The presence of Hemileia Vastatrix (coffee rust fungus, aka La Roya) in Central America (Costa Rica, El Salvador, Guatemala, Honduras, Nicaragua and Panama) in conjunction with adverse weather conditions, has been the main causes of the drop in coffee production in the region. It estimated that a full 20% of the 2012-2013 coffee harvest has been lost due to these two factors; a total of 3.7 million quintales (100 kilograms).
The third largest producer of coffee in South America closed its 2012 harvest with a drop over the previous year’s production due to low yields, scarcity of labor and the spread of the coffee rust fungus. This troubling situation led the Peruvian government to estimate a 25% drop over the production of 2011, for an estimated 5.5 million 45 kg sacks. Production was reduced due to the exhaustion of mature plants at the end of their natural cycle. 2011 was an exceptional year with a record harvest of 7.2 million sacks of coffee.
As recently as September of 2012, Bangut (Banco de Guatemala) reported a drop in coffee export sales of 17.9% compared to the same period in 2011. This drop in export sales is despite having increased export volumes of coffee which included 4.6 million quintales during the previous harvest and 4.8 million during the last harvest.
According to the Coffee Exporters Association (Anacafe), the drop in income is due to market supply and demand, the international economic crisis and increased production in Brazil and Vietnam. According to the department of records and operations of Anacafe, the principal markets for Guatemalan coffee were: United States (45%), Japan (13%), Canada and Germany (8% each) and Belgium (6%).
The South American country had its smallest harvest in three decades in 2012. The decrease in production was mainly due to the heavy rains in the main coffee growing areas and a program of renovating the plantings. Colombia’s coffee production was 7.74 million 60 kg sacks, down from 7.8 million in 2011. Colombia failed to meet its production goal of 8 million sacks, even though production during December increased to 904,000 sacks, a 23% increase over the previous year’s harvest of 735,000 sacs. Export sales volumes dropped by 6.76% to 7.21 million sacks from the previous year’s levels of 7.73 million.
The association of coffee producers blamed the heavy rains during the end of 2011 and excess humidity in the coffee growing regions for the drop in production. The expected production level was 11 million sacks, which was not attained due to climatic factors and the slow incorporation of newly planted coffee fields into production. Colombia replanted 110,000 hectares during 2012.
Honduras had a successful year during 2011-2012; export volumes reached 7.25 million quintales. Total revenue from coffee exports reached a record US$ 1.4 million. National coffee production was a total 7.4 million quintales, exceeding the previous year’s production of 5.2 million. These new production levels make Honduras the largest coffee exporter in Central America, according to data from the International Coffee Organization. During the 2010-2011 coffee harvest, Honduras was ranked in sixth place among coffee exporters and displaced Colombia. The use of fertilizers and an improvement in coffee quality have accounted for the dramatic increase in production, allowing Honduras to increase exports to Germany and the United States.

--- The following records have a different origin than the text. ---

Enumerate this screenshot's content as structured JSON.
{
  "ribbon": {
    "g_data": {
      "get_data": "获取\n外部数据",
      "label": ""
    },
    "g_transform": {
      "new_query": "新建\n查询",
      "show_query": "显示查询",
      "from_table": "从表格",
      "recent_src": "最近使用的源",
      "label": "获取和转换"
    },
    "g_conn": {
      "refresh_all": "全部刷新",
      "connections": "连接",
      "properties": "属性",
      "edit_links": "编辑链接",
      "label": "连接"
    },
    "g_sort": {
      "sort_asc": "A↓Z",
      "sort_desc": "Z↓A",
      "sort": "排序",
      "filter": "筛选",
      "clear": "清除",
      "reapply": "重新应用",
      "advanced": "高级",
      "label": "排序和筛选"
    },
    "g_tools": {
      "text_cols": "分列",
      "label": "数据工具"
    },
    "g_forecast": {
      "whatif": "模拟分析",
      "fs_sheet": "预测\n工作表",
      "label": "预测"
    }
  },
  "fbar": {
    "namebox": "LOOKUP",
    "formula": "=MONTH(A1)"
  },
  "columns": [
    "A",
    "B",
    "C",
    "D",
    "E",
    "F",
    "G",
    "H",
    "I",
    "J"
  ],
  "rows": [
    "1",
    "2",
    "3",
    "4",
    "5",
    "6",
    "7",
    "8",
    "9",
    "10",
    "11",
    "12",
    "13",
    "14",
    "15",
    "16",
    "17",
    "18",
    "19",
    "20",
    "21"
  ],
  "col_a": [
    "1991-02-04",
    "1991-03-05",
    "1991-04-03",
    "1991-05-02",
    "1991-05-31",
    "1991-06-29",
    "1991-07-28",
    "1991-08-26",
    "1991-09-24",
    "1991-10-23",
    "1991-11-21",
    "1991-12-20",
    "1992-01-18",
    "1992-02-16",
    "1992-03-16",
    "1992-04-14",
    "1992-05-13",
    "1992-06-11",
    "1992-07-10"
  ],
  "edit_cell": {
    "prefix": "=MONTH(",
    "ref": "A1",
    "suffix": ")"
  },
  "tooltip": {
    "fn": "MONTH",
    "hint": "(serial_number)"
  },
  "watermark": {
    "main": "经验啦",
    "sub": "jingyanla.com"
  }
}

After suffering a drop in coffee exports at the beginning of the decade, coffee exports to South Korea took off in 2008 and kept increasing. In 2012, Costa Rica exported US$ 8.5 million, which was a 43% increase over coffee export revenues in 2011 and five times what it was exporting just four years ago when the upturn began. One of the major coffee exporters in Costa Rica is Café Capris, belonging to the Volcafe Group.
Despite these encouraging sales reports, national coffee growers in Costa Rica have lost US$42.6 million from the 2012-2013 coffee harvest due to coffee rust fungus, which has mostly affected lowland coffee growers.
Pérez Zeledón has lost over 6,000 hectares and Coto Brus has over 4,000 hectares severely affected by the fungus.
El Salvador will produce 18.9% more coffee during the current harvest, which began in October 2012, due to increased use of fertilizers and coffee planting renewal. This small Central American nation expects to produce 1.45 million 60 kg sacks during the 2012/13 harvest. Production has been favored by the twice yearly harvest of coffee and an improved agricultural technical support program. El Salvador exports 90 percent of its coffee production, which is one of its main exports.
Although coffee has been Nicaragua’s main export, this may change in 2013, because large parts of Nicaragua’s coffee plantations have been infected with the coffee rust fungus. According to ACEN (Asociación de Cafés Especiales de Nicaragua), the country could forgo US$ 4.5 in coffee sales due to the coffee rust fungus during the 2013-2014 production cycle. The president of the Nicaraguan Association of Coffee Exporters recently stated that production may be down by as much as 400,000 quintales this harvest, due to the fungus. This decrease in production would certainly affect exports and impact on coffee prices worldwide due to the decrease in supply. According to experts in the area, Nicaragua’s total coffee exports may only reach US$ 130 million in 2013.